Его святейшество Шрила Ниранджана Свами Махарадж: в центре общества сознания Кришны стоит Кришна.  Получается за пределами ИСККОН сознание Кришны приобрести не получится?

----------


## Дмитрий.В.

Если вы верите что Кришну дают выдают в некой организации это забавно.Я лишь говорю о том что дать можно знание о Кришне и знание о практике очищения сердца ведущей к Кришне.А всё остальное зависит от вашей серьезности.

----------


## Дмитрий.В.

> Его святейшество Шрила Ниранджана Свами Махарадж: в центре общества сознания Кришны стоит Кришна.  Получается за пределами ИСККОН сознание Кришны приобрести не получится?


Кришна это первое звено в цепи учителей передающих знание Вед.Наша парампара идет от Брахмы есть и другие.Но зачем вам другие?

----------


## Ivan B1agoy

С Вами очень трудно не согласится,
 но ИСККОН выполняет миссию Его божественной милости А.Ч. Бхактиведанты Свами Шрилы Прабхупады, который принял прибежище у лотосных стоп Господа Шри Кришны, и милостиво распространил сознание Шри Кришны в странах запада. 
Слуга моего слуги мой слуга говорит Кришна. В этом нет сомнения. Миссия Ачарии это воля Кришны и дело Кришны. Которое как я понял заключается в распространении славы святого имени и помощи в возвращении в духовный мир и обучении в служении господу. С чем ИСККОН очень успешно справляется. 
А если вне ИСККОН искать Господа, то в любом случае понять, что от меня хочет господь без гуру очень сложно, необходимо обратиться к гуру, который живым существом избирается добровольно.

----------


## Дмитрий.В.

> А если вне ИСККОН искать Господа, то в любом случае понять, что от меня хочет господь без гуру очень сложно, необходимо обратиться к гуру, который живым существом избирается добровольно.
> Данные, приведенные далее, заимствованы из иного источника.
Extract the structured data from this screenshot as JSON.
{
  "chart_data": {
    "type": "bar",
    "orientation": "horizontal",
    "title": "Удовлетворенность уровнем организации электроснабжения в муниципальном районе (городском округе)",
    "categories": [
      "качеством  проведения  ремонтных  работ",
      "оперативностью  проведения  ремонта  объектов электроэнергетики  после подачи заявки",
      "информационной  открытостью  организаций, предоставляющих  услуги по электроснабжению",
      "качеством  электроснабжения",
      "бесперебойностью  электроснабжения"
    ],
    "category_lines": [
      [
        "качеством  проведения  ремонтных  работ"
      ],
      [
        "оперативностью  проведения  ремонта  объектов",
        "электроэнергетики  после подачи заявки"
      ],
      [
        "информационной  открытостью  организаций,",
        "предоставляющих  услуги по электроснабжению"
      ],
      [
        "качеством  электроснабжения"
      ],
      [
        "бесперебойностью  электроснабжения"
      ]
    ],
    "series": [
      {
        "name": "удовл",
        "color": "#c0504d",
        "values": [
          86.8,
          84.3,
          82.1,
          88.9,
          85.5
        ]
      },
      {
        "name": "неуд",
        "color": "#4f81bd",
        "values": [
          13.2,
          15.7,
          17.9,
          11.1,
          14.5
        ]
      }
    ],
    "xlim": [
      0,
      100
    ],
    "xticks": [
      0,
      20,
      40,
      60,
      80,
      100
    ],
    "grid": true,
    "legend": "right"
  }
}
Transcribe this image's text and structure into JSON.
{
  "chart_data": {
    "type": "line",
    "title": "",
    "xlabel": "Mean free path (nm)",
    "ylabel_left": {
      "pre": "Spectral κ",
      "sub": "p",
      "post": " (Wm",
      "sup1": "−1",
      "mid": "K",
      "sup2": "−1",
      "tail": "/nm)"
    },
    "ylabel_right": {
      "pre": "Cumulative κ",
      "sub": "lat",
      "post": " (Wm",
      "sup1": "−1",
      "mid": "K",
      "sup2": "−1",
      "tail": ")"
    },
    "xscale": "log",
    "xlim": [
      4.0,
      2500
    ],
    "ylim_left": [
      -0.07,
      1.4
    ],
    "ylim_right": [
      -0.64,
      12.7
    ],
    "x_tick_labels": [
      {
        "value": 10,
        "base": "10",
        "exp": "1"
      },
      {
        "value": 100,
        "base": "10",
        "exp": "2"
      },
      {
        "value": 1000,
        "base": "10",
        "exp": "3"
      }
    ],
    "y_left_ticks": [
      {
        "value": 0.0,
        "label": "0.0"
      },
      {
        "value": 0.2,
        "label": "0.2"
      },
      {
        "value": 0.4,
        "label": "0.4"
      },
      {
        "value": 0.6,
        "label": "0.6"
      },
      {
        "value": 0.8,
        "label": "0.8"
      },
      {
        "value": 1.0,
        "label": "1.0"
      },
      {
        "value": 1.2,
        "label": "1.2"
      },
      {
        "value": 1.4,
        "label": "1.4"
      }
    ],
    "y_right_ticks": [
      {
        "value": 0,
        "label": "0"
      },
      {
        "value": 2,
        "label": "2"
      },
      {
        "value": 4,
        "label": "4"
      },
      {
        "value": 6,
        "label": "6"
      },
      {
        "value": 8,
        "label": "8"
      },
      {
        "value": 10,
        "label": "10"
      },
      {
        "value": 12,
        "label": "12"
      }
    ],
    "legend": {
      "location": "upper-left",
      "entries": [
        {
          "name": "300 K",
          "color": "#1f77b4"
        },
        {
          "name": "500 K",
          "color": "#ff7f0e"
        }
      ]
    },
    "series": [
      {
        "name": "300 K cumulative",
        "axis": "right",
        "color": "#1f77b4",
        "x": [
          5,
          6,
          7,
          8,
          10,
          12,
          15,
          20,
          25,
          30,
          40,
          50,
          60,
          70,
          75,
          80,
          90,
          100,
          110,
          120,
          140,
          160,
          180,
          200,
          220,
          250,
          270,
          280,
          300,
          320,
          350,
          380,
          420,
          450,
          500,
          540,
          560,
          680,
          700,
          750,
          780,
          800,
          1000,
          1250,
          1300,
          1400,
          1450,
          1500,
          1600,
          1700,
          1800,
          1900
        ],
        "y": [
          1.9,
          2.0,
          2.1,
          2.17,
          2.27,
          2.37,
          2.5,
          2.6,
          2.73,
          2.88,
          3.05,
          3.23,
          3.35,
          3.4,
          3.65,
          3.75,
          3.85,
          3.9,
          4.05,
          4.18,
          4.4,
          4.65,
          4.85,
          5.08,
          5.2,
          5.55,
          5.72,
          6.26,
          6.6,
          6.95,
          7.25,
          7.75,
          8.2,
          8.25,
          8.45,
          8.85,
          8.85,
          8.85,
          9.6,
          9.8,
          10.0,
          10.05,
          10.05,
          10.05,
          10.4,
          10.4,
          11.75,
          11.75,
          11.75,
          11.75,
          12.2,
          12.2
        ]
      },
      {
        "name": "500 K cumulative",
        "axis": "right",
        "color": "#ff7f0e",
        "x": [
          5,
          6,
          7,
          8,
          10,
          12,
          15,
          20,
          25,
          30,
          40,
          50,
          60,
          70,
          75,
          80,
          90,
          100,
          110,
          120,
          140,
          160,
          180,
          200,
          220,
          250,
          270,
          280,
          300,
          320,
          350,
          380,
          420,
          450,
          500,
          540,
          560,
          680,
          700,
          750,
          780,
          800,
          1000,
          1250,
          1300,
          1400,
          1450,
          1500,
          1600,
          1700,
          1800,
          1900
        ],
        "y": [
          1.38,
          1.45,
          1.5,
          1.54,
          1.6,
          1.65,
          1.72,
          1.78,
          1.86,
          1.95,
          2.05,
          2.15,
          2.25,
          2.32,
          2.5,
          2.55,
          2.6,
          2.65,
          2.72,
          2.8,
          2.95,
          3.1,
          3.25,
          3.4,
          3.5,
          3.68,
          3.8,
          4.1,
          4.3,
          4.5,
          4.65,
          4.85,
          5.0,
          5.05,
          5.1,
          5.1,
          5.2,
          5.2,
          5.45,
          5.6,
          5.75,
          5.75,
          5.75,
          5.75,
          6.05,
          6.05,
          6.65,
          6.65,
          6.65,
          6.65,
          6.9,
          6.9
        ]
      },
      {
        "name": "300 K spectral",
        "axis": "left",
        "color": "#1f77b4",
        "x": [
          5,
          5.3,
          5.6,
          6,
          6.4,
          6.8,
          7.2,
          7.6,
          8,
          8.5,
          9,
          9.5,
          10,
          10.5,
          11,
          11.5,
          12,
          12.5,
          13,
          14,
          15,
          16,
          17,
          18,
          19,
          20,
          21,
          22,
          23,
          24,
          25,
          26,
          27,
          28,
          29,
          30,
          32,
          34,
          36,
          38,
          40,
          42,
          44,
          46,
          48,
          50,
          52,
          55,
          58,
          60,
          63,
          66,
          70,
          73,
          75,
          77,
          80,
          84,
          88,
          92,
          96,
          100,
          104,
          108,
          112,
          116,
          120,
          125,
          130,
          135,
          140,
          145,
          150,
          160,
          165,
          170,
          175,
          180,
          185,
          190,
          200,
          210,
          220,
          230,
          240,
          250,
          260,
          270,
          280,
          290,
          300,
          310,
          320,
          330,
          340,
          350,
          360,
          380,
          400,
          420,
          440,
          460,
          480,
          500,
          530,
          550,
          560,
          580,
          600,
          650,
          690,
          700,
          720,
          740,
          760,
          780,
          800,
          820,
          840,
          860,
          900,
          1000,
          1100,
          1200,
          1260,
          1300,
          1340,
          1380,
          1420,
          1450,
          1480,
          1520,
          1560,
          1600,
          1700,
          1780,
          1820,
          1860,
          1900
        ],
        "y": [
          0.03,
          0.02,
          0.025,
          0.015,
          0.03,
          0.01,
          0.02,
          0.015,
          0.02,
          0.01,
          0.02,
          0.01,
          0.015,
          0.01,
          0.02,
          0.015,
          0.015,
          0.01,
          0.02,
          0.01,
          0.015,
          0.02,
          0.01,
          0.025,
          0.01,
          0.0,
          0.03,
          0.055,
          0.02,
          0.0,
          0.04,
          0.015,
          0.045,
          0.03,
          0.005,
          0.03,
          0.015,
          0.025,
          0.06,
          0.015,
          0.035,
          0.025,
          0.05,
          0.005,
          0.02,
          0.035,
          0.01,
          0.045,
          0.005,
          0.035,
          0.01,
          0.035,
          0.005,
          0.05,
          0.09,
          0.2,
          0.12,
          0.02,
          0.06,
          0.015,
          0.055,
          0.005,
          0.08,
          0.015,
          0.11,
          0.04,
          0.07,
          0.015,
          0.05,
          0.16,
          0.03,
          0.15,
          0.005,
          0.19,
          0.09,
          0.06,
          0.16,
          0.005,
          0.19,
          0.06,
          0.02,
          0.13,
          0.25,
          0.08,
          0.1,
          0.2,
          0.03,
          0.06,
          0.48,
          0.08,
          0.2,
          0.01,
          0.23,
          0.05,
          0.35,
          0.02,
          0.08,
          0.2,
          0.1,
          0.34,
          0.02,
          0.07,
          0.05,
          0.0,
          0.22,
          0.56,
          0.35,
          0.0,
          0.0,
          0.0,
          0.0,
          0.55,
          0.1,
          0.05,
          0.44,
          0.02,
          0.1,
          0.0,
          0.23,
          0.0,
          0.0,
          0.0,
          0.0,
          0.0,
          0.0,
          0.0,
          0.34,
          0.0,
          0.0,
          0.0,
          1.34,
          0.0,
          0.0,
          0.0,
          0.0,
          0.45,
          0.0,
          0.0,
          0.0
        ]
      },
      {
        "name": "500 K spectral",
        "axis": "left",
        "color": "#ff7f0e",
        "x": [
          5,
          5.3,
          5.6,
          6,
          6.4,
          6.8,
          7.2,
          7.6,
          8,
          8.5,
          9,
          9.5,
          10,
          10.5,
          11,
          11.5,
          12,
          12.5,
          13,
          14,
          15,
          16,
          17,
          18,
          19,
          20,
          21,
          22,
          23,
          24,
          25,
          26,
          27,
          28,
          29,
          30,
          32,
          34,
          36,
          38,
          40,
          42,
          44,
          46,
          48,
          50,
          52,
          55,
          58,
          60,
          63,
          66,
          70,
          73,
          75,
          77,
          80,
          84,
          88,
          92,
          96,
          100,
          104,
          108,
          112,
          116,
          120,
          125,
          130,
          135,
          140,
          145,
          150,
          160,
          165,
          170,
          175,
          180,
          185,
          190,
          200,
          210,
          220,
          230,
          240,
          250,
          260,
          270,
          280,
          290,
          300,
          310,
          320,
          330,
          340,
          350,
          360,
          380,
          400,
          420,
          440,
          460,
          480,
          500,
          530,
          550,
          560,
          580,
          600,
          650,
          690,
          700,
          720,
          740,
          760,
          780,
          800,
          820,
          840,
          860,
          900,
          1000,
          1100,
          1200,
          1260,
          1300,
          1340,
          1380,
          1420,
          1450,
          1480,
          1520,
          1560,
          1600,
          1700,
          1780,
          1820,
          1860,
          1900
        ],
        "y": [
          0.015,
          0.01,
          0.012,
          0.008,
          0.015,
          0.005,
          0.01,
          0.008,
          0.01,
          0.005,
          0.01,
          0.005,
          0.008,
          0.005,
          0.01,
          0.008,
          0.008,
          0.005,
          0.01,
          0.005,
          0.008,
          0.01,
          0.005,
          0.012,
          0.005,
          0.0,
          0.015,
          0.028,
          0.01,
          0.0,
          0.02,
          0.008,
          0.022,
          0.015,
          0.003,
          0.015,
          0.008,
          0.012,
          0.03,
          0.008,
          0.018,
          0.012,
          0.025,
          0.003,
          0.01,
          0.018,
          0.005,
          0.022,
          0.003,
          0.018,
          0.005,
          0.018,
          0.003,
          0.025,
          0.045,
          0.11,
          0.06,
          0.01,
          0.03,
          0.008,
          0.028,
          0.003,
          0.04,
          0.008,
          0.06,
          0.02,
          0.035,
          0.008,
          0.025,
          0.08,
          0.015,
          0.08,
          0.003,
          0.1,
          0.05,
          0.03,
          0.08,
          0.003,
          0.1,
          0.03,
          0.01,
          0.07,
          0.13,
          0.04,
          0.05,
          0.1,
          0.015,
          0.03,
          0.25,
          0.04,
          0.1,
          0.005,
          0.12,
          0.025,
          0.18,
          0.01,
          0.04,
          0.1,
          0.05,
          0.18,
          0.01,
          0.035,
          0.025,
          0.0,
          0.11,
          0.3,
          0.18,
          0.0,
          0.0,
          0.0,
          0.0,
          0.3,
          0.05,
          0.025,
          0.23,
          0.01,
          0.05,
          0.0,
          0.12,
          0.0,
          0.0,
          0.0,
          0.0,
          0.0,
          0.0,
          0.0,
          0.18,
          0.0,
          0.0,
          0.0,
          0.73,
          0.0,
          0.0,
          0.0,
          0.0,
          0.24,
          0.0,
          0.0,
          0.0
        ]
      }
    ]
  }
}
Отче наш, сущий на небесах! *да святится имя Твое*;
10 да приидет Царствие Твое; да будет воля Твоя и на земле, как на небе;
11 хлеб наш насущный дай нам на сей день;
12 и прости нам долги наши, как и мы прощаем должникам нашим;
13 и не введи нас в искушение, но избавь нас от лукавого. Ибо Твое есть Царство и сила и слава во веки. Аминь.
(Матф.6:9-13)
Господь - Пастырь мой; я ни в чем не буду нуждаться:

2Он покоит меня на злачных пажитях и водит меня к водам тихим, 3подкрепляет душу мою, направляет меня на стези правды *ради имени Своего*. 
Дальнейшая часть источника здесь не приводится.